Shanghai Tango: A Memoir - Jin Xing

A while a go I posted about a remaindered book sale I came across, while out shopping with my mum. We both picked up a pile of books each. Shanghai Tango is one of the books my mum bought.

Genre: Non-fiction, Memoir, Chinese
Publisher: Atlantic Books
Year: 2005
Rating: 3/5

This unusual memoir describes how China's foremost male ballet dancer (and colonel in the People's Army) underwent China's first sex-change operation and became the Shanghai Ballet's prima ballerina.

I enjoy reading memoirs. I find they are a great way to see what other peoples lives are like, people who have had very different lives to myself. When I first read the blurb on the back of this book I was immediately fascinated. Can it get any more different that a Chinese ballet dancer and army colonel having a sex change?

Jin Xing has been feminine since he was a child and loves to dance.

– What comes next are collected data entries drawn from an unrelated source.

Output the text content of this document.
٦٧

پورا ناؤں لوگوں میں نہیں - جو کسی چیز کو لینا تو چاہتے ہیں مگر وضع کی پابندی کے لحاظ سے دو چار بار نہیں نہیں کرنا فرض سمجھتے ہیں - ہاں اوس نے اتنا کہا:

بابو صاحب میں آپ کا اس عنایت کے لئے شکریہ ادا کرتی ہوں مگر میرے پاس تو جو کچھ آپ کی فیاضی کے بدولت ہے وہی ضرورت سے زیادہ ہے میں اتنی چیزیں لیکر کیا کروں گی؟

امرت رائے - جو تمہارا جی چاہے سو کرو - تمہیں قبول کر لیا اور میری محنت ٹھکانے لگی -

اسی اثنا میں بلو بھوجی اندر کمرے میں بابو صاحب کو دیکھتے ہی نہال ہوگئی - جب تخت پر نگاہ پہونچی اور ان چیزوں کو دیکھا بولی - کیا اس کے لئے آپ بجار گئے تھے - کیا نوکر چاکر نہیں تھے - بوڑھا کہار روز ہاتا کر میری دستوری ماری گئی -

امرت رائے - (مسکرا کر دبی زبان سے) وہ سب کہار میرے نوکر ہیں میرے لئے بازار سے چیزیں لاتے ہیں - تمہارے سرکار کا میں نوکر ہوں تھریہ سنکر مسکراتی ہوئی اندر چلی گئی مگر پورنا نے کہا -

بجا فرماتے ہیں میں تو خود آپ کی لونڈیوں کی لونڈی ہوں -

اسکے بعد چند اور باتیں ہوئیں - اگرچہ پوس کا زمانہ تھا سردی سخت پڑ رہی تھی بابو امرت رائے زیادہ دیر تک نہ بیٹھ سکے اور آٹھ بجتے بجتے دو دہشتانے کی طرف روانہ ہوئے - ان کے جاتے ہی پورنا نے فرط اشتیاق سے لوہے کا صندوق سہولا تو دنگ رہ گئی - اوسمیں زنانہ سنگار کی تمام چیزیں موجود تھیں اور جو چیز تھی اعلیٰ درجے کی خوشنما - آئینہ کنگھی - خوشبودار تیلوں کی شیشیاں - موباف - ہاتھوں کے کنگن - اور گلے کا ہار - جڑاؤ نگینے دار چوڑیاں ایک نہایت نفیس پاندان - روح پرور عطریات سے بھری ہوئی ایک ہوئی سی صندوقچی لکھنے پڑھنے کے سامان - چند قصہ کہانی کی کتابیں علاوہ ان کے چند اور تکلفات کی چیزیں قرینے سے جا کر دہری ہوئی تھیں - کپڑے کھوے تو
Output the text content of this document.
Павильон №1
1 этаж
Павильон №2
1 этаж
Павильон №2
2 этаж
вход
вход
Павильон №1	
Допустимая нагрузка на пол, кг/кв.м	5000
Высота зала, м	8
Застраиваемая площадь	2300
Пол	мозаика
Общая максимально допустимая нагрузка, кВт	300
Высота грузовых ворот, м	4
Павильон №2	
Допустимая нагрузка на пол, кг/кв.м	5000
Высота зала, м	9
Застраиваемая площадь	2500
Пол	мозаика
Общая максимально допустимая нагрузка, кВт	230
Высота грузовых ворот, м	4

He has a natural talent and because of this, he is recruited by The People's Liberation Army Dance Corps. Seeing this as his best shot to achieving fame, Jin Xing accepts and starts his training as a soldier and dancer. 

This memoir follows Jin Xing through his childhood and teenage years, into adulthood Dancing is the most important thing in his life and he is relatively happy, but something just isn't right. It isn't until Jin Xing becomes an adult, and travels around the world, that he begins to realise who he really is. 

He has a few gay relationships and although attracted to men, he does not feel 'gay'. He feels as if he is a woman, trapped in a mans body. So he does the only thing he can do, he returns to China in order to have sex reassignment surgery. 

This memoir was an honest account of how some of us are unlucky enough to be born into the wrong bodies. Imagine knowing you are a woman but when you look down, you are all man? I am so grateful that I was born a woman and know I am a woman. Makes life a lot simpler.

Jin Xing, although silently suffering, does not let this control his life or get him down, he takes a positive attitude to all that happens to him, which is refreshing.

I think this is why he was able to take the brave step of allowing himself to become the first person to have sex reassignment surgery in China, a risky operation, that ultimately changes his life and helps him to become the person he always knew he was. 

This memoir also gave an interesting look into The People's Liberation Army and it's dance corps. Imagine dancing to spread propaganda?

Although very simply written, this was a good read. I found the writing to be quite plain and expression was minimal. I wonder how much of this was to do with the translation?

All in all, it is worth the read if you like memoirs and you enjoy reading about people who have very different lives. If anything, it will put your problems into perspective. As bad as some things in your life may be, at least you are you!

Note: I understand that Jin Xing is a she, but for the purpose of this review (and because she was a man for the majority of this memoir) I have used the pronoun, he. It would just get too confusing if I tried to use both.